U=RI : L’équation qui « court-circuite » l’innovation!

Tout le monde (ou presque) doit se rappeler de cette fameuse équation apprise dès le lycée : U = RI. Si elle a la vertu d’être simple et efficace en électricité, elle a un effet désastreux chez les innovateurs qui fantasment sur le fait qu’on peut modéliser la plupart des phénomènes par une équation ou un système d’équations linéaires du premier degré. Or, s’il y a bien un truc qui plombe souvent  le business plan des start-ups ou plus généralement des activités nouvelles, c’est que l’innovateur, encouragé en cela par ceux qui le soutiennent, considère implicitement ou inconsciemment, que son entreprise est, à son démarrage, en miniature ce qu’elle sera en grand dans cinq ans. Or au démarrage, c’est une autre entreprise avec une autre activité.

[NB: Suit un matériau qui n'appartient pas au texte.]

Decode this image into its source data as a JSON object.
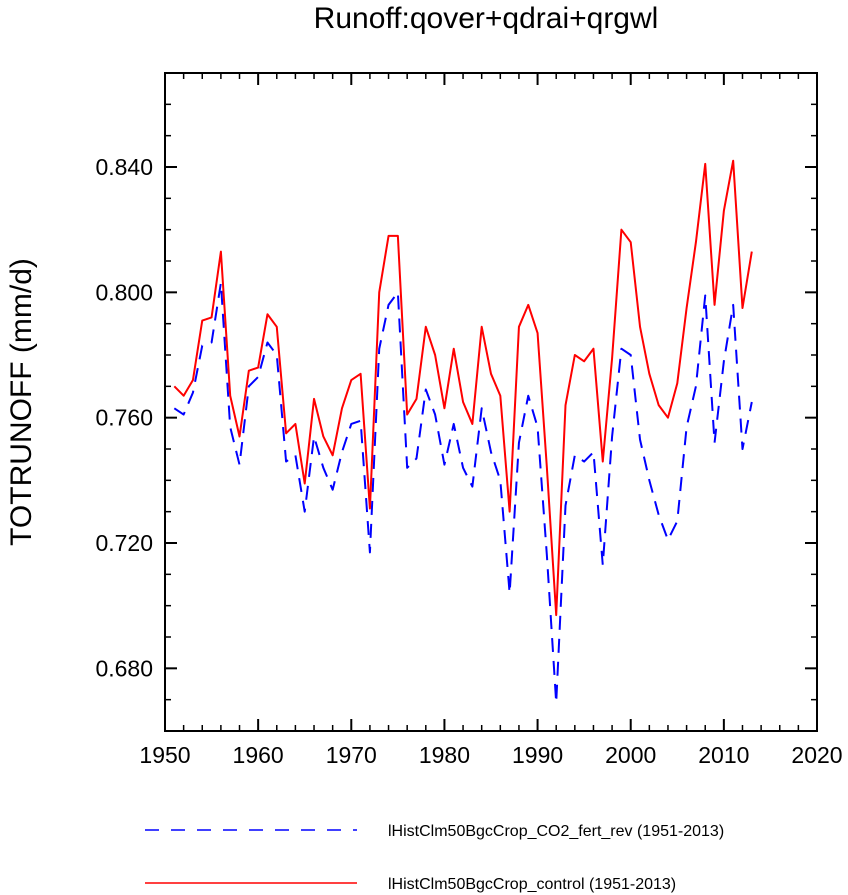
{
  "chart_data": {
    "type": "line",
    "title": "Runoff:qover+qdrai+qrgwl",
    "xlabel": "",
    "ylabel": "TOTRUNOFF  (mm/d)",
    "xlim": [
      1950,
      2020
    ],
    "ylim": [
      0.66,
      0.87
    ],
    "x_ticks": [
      "1950",
      "1960",
      "1970",
      "1980",
      "1990",
      "2000",
      "2010",
      "2020"
    ],
    "y_ticks": [
      "0.680",
      "0.720",
      "0.760",
      "0.800",
      "0.840"
    ],
    "grid": false,
    "legend_position": "bottom",
    "x": [
      1951,
      1952,
      1953,
      1954,
      1955,
      1956,
      1957,
      1958,
      1959,
      1960,
      1961,
      1962,
      1963,
      1964,
      1965,
      1966,
      1967,
      1968,
      1969,
      1970,
      1971,
      1972,
      1973,
      1974,
      1975,
      1976,
      1977,
      1978,
      1979,
      1980,
      1981,
      1982,
      1983,
      1984,
      1985,
      1986,
      1987,
      1988,
      1989,
      1990,
      1991,
      1992,
      1993,
      1994,
      1995,
      1996,
      1997,
      1998,
      1999,
      2000,
      2001,
      2002,
      2003,
      2004,
      2005,
      2006,
      2007,
      2008,
      2009,
      2010,
      2011,
      2012,
      2013
    ],
    "series": [
      {
        "name": "lHistClm50BgcCrop_CO2_fert_rev (1951-2013)",
        "color": "#0000ff",
        "dash": "dashed",
        "values": [
          0.763,
          0.761,
          0.768,
          0.783,
          0.784,
          0.803,
          0.757,
          0.745,
          0.77,
          0.773,
          0.784,
          0.78,
          0.746,
          0.748,
          0.73,
          0.754,
          0.744,
          0.737,
          0.749,
          0.758,
          0.759,
          0.717,
          0.782,
          0.796,
          0.8,
          0.744,
          0.747,
          0.769,
          0.761,
          0.745,
          0.758,
          0.744,
          0.738,
          0.763,
          0.749,
          0.74,
          0.704,
          0.752,
          0.767,
          0.757,
          0.716,
          0.669,
          0.732,
          0.748,
          0.746,
          0.749,
          0.713,
          0.754,
          0.782,
          0.78,
          0.753,
          0.74,
          0.729,
          0.721,
          0.727,
          0.757,
          0.77,
          0.799,
          0.752,
          0.778,
          0.796,
          0.75,
          0.765
        ]
      },
      {
        "name": "lHistClm50BgcCrop_control (1951-2013)",
        "color": "#ff0000",
        "dash": "solid",
        "values": [
          0.77,
          0.767,
          0.772,
          0.791,
          0.792,
          0.813,
          0.767,
          0.754,
          0.775,
          0.776,
          0.793,
          0.789,
          0.755,
          0.758,
          0.739,
          0.766,
          0.754,
          0.748,
          0.763,
          0.772,
          0.774,
          0.731,
          0.8,
          0.818,
          0.818,
          0.761,
          0.766,
          0.789,
          0.78,
          0.763,
          0.782,
          0.765,
          0.758,
          0.789,
          0.774,
          0.767,
          0.73,
          0.789,
          0.796,
          0.787,
          0.744,
          0.697,
          0.764,
          0.78,
          0.778,
          0.782,
          0.746,
          0.779,
          0.82,
          0.816,
          0.789,
          0.774,
          0.764,
          0.76,
          0.771,
          0.795,
          0.816,
          0.841,
          0.796,
          0.826,
          0.842,
          0.795,
          0.813
        ]
      }
    ]
  }
}
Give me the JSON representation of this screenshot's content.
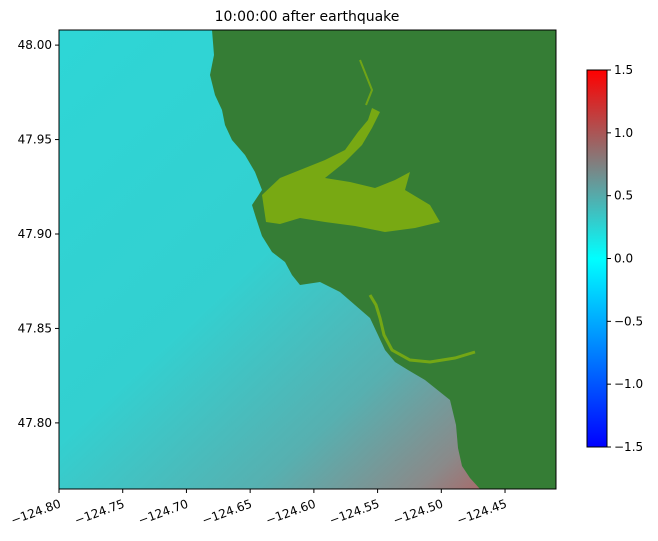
{
  "chart_data": {
    "type": "heatmap",
    "title": "10:00:00 after earthquake",
    "xlabel": "",
    "ylabel": "",
    "xlim": [
      -124.8,
      -124.41
    ],
    "ylim": [
      47.765,
      48.008
    ],
    "x_ticks": [
      -124.8,
      -124.75,
      -124.7,
      -124.65,
      -124.6,
      -124.55,
      -124.5,
      -124.45
    ],
    "x_tick_labels": [
      "−124.80",
      "−124.75",
      "−124.70",
      "−124.65",
      "−124.60",
      "−124.55",
      "−124.50",
      "−124.45"
    ],
    "y_ticks": [
      47.8,
      47.85,
      47.9,
      47.95,
      48.0
    ],
    "y_tick_labels": [
      "47.80",
      "47.85",
      "47.90",
      "47.95",
      "48.00"
    ],
    "colorbar": {
      "range": [
        -1.5,
        1.5
      ],
      "ticks": [
        -1.5,
        -1.0,
        -0.5,
        0.0,
        0.5,
        1.0,
        1.5
      ],
      "tick_labels": [
        "−1.5",
        "−1.0",
        "−0.5",
        "0.0",
        "0.5",
        "1.0",
        "1.5"
      ],
      "colors": [
        "#0000ff",
        "#00ffff",
        "#808080",
        "#ff0000"
      ]
    },
    "grid": false,
    "colors": {
      "land": "#357d35",
      "inundated_land": "#7fae0f",
      "water_deep": "#2ed6d6",
      "water_mid": "#57b0b0",
      "water_near_shore_high": "#b65a5a"
    }
  }
}
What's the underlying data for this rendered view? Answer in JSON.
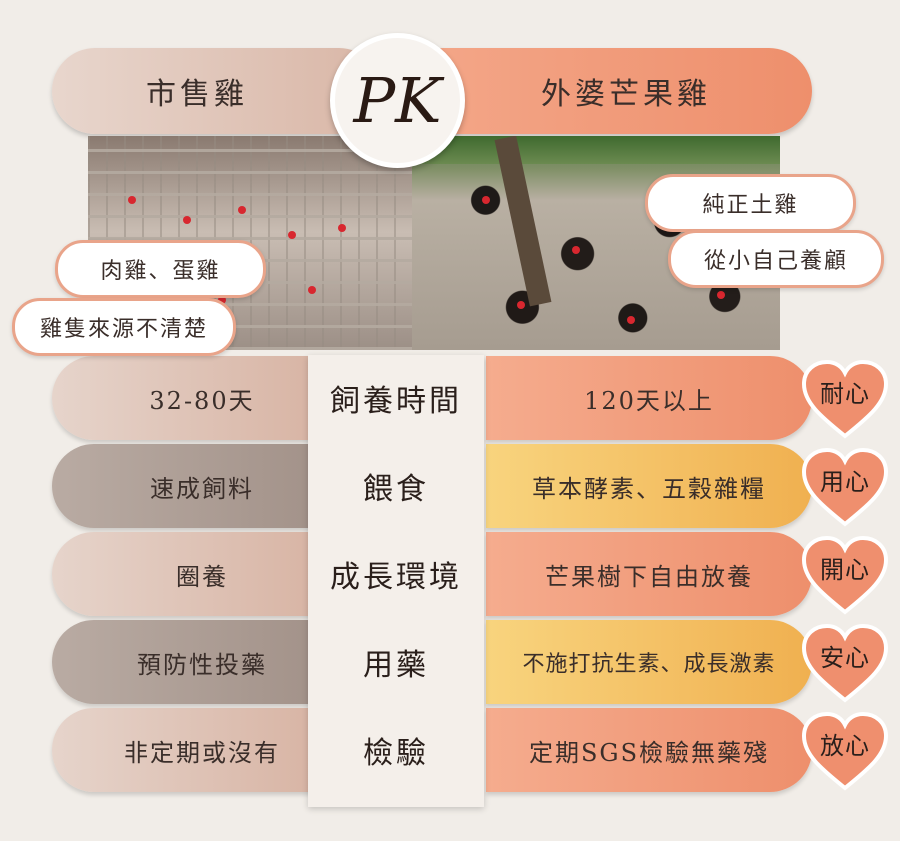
{
  "header": {
    "left_title": "市售雞",
    "pk": "PK",
    "right_title": "外婆芒果雞"
  },
  "tags": {
    "left_1": "肉雞、蛋雞",
    "left_2": "雞隻來源不清楚",
    "right_1": "純正土雞",
    "right_2": "從小自己養顧"
  },
  "rows": [
    {
      "left": "32-80天",
      "center": "飼養時間",
      "right": "120天以上",
      "heart": "耐心"
    },
    {
      "left": "速成飼料",
      "center": "餵食",
      "right": "草本酵素、五穀雜糧",
      "heart": "用心"
    },
    {
      "left": "圈養",
      "center": "成長環境",
      "right": "芒果樹下自由放養",
      "heart": "開心"
    },
    {
      "left": "預防性投藥",
      "center": "用藥",
      "right": "不施打抗生素、成長激素",
      "heart": "安心"
    },
    {
      "left": "非定期或沒有",
      "center": "檢驗",
      "right": "定期SGS檢驗無藥殘",
      "heart": "放心"
    }
  ],
  "colors": {
    "background": "#f1ede8",
    "left_pill": "#d9b6a6",
    "right_pill": "#ee8f6c",
    "right_alt": "#f0b050",
    "heart": "#ef8f6e"
  }
}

Prenons l’exemple de cette entreprise qui voulait lancer, il y a quelques années, le livre numérique (Inspiré de MARTY, MOREAU, WEINBERGER. “Start up? Du mythe médiatique aux réalités sociologiques” L’Harmattan, 2003). Son business plan à cinq ans prévoyait que l’entreprise distribuerait ses produits par de grands distributeurs tels que la FNAC, Virgin ou Carrefour. De fait, elle indiquait dans son business plan qu’elle vendrait la première année quelques centaines d’ouvrages par ce canal, quelques milliers par le même canal la deuxième année, quelques dizaines de milliers par le même canal la troisième année jusqu’à atteindre l’objectif ambitieux qu’elle ambitionnait à cinq ans. En d’autres termes elle envisageait une évolution linéaire et programmée vers le but visé. Mais il y a une différence entre déclarer qu’on va atteindre tel objectif et y arriver. Ça ne se décrète pas. En effet, ni les consommateurs, ni les distributeurs n’étaient spontanément prêts pour ce produit qui ne parvint pas à décoller. L’entreprise dut reprendre sa segmentation pour faire apparaitre des segments de marché influençables et accessibles dès la première année avec les moyens dont elle disposait, à savoir un seul commercial qui venait de la bureautique. C’est ainsi qu’elle identifia des segments de marché accessibles en direct et non pas via les distributeurs. Elle visa ainsi, les premières années, le marché des entreprises qui voulaient diffuser des rapports à leurs commerciaux par l’intermédiaire du support matériel électronique dont elle les avait équipés, en l’occurrence le PALM à l’époque. Si tant est que l’entreprise finisse par vendre un jour des livres électroniques à la FNAC, on voit bien par cet exemple que, lors de sa première année d’existence, c’était une autre entreprise qui travaillait sur d’autres marchés que ceux visés à terme, avec une stratégie complètement différente. Elle s’adressait aux entreprises au lieu de vendre aux consommateurs, elle a du segmenter son marché sur la base de l’existence d’une population captive équipée d’un support électronique adapté au lieu de viser les « geeks », elle a du vendre par approche commerciale directe au lieu de passer par la distribution…

Ainsi que l’illustre cet exemple, l’innovation et la marine à voile ont au moins ceci en commun que la ligne droite n’est pas toujours le chemin le plus rapide pour atteindre l’objectif, surtout quand les vents changent.

Paul Millier Janvier 2013

NDLA: Le titre de cet article est inspiré d’une fertile conversation avec mon ami Jean Robert Passemard, alors directeur du marketing et de la stratégie de Renault-Automation.